When we design software, we normally put a lot of effort into writing high-quality code. But that’s not enough. A good software should also take care of its eco-system, like testing, deployment, network, etc. One of the most important aspects is configuration management.
Good configuration management should allow the software to be executed in any environment without changing the code. It helps Ops to manage all the hassle settings and it provides a view on what can happen during the process and even allows them to change the behavior during the runtime.

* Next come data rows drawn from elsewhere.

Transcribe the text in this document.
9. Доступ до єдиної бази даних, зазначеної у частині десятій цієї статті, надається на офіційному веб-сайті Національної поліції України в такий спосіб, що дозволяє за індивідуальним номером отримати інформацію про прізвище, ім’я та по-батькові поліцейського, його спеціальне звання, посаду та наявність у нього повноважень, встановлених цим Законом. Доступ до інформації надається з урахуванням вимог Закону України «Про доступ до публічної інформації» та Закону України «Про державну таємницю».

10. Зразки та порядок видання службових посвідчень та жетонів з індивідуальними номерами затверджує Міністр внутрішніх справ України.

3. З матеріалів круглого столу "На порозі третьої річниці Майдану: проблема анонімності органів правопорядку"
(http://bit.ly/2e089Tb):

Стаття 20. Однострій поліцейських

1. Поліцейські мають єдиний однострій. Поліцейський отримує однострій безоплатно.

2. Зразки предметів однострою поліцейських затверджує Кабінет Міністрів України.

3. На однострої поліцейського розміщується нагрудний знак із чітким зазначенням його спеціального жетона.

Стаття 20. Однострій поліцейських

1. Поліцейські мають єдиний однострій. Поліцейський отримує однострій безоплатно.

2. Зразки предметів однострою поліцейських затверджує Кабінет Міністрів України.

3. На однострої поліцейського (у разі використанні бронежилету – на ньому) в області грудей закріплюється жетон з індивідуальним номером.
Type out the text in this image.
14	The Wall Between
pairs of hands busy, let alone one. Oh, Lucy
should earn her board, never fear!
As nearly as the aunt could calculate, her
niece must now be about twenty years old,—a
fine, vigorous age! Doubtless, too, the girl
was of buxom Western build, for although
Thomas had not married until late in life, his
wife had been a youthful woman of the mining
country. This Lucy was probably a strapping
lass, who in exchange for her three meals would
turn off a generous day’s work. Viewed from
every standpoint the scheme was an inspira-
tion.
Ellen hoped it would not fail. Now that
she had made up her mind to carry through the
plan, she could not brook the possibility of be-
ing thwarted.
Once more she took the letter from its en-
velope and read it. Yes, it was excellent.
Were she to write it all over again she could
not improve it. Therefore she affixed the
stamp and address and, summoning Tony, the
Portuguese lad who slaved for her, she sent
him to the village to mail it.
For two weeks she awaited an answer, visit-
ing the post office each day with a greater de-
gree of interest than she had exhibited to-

The most common configuration includes credentials to the database or an external service, the hostname of the deployed server, dynamic parameters, etc.
In this article, I want to share with you some good practices of configuration management and how we can implement them in Python. If you have more ideas, please leave your comments below.
When do we need a separate configuration file?
Before writing any configuration file, we should ask ourselves why we need an external file? Can’t we just make them constants in the code? Actually, the famous The Twelve-Factor App has answered this question for us:
A litmus test for whether an app has all config correctly factored out of the code is whether the codebase could be made open source at any moment, without compromising any credentials. Note that this definition of “config” does not include internal application config, such as config/routes.rb in Rails, or how code modules are connected in Spring. This type of config does not vary between deploys, and so is best done in the code.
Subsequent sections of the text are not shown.